In Chile, Ocasio-Cortez toured the home of Salvador Allende, the socialist president who died in a U.S.-backed coup 50 years earlier.
Moved by the photographs and artwork of disappeared activists at the Museum of Memory and Human Rights, she said that the United States owed Chile an official apology and pushed for declassifying Nixon administration archives from that period.
The Biden administration ended up releasing some of those key documents.
“These questions of empire and the record of the U.S. in Latin America were things that she was very familiar with and wanted to explore more,” said Alex Main, the director of international policy at the Center for Economic and Policy Research, who accompanied Ocasio-Cortez on the delegation.
“Latin America is what it is today in part as a result of U.S. policies in those countries.”
During the trip, Ocasio-Cortez heard about the harms of U.S. sanctions in Latin America, according to aides who traveled with her and spoke on the condition of anonymity to offer candid insights on the delegation.
Since then, Ocasio-Cortez has continued to highlight the negative effects of sanctions on civilians from Cuba to Venezuela.
In a 2023 statement, she called on Biden to “re-examine policy towards Latin America, and stop contributing to the destabilization that drives migration,” mentioning sanctions on Venezuelan President Nicolás Maduro.
Since the U.S. capture of Maduro in January, Ocasio-Cortez has lambasted the Trump administration’s intervention in the country.
“It’s about oil and regime change,” she posted on social media.
In 2023, Ocasio-Cortez met with Cuban President Miguel Díaz-Canel on the sidelines of the U.N.
General Assembly, according to a former congressional aide who spoke on the condition of anonymity to maintain relationships—a previously unreported meeting.
She has been consistent in her criticism of the U.S. sanctions on Cuba and has amplified her criticism this year as the Trump administration implemented a harsh blockade.
“This is what we’ve seen with Gaza—this is a new era of depravity opened up, where there used to be, or there was this stated commitment on human rights that innocent civilians were almost exempt from the rules of war, from blockades,” Ocasio-Cortez told a reporter.
She has connected Palestine to broader foreign-policy failures of the Washington establishment, such as an overreliance on military interventions and economic sanctions to achieve U.S. aims.
In Munich, Ocasio-Cortez was joined at a press conference by Crow, the Colorado representative.
They advocated a working-class approach to foreign policy.
Crow grew up in a Republican family in Wisconsin and thinks that Ocasio-Cortez’s populist message could get the buy-in of Trump voters.
Polls show that Americans want a less militaristic approach to the world that prioritizes diplomacy, cuts back on sanctions, and scales back the defense budget.

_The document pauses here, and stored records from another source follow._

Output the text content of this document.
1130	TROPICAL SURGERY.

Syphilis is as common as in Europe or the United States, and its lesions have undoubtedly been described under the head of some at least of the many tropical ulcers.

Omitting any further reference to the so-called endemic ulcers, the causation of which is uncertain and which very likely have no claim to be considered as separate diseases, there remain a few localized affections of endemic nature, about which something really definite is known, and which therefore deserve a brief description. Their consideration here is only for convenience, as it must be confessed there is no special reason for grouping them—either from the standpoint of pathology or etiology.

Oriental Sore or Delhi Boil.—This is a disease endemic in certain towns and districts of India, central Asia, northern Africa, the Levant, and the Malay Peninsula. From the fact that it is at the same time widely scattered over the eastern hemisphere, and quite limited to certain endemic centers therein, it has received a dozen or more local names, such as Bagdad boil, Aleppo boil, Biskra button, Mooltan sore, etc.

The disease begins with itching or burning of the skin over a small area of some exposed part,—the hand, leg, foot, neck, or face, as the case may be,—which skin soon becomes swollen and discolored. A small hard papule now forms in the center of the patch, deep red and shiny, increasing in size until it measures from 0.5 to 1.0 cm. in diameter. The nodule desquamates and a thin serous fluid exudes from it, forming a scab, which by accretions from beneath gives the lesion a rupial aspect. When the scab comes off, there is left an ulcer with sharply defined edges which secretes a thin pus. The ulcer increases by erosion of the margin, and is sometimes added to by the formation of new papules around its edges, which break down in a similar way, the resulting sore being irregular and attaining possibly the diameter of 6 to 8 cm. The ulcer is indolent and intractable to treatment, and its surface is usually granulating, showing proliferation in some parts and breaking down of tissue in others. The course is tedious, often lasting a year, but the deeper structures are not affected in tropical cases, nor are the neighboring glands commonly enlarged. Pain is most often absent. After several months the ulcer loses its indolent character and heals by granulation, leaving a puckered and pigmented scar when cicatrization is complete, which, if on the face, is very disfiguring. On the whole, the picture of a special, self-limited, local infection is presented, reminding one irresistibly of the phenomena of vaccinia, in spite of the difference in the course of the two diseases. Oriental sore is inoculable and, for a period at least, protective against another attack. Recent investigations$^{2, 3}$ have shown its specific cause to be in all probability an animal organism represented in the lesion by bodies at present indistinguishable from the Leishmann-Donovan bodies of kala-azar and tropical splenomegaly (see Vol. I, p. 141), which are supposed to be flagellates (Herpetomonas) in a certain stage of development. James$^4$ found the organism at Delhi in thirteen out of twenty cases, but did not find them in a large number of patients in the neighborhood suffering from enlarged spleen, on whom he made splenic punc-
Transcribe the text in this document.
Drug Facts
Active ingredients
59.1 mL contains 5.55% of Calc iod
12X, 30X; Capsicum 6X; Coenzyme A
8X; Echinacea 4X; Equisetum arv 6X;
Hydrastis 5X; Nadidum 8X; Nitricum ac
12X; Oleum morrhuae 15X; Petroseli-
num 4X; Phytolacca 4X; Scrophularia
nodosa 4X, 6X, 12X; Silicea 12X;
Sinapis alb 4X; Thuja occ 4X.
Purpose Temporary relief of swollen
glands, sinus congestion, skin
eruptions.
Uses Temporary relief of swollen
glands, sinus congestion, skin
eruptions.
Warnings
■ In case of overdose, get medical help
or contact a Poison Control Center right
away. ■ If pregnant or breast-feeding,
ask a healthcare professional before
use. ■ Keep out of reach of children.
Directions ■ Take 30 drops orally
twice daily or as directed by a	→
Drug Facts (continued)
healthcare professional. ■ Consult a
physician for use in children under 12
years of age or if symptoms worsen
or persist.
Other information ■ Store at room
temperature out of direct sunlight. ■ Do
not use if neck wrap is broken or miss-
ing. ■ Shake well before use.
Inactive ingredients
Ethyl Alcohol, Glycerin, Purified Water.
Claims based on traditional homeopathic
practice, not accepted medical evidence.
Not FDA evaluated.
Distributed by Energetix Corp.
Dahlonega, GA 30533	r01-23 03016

Some Democratic congressional leaders are stuck in the old way of doing foreign policy, which may be why they ceded the antiwar lane to Trump in the 2024 election.
But the deeply unpopular Iran war may provide Ocasio-Cortez a path to lead her party out of the wilderness—in the midterms and beyond.
Eventually, that effort might also help her seek higher office.
“We want to build a new foreign-policy infrastructure and vision,” Crow said, “to put Americans, and working-class Americans in particular, back in charge.”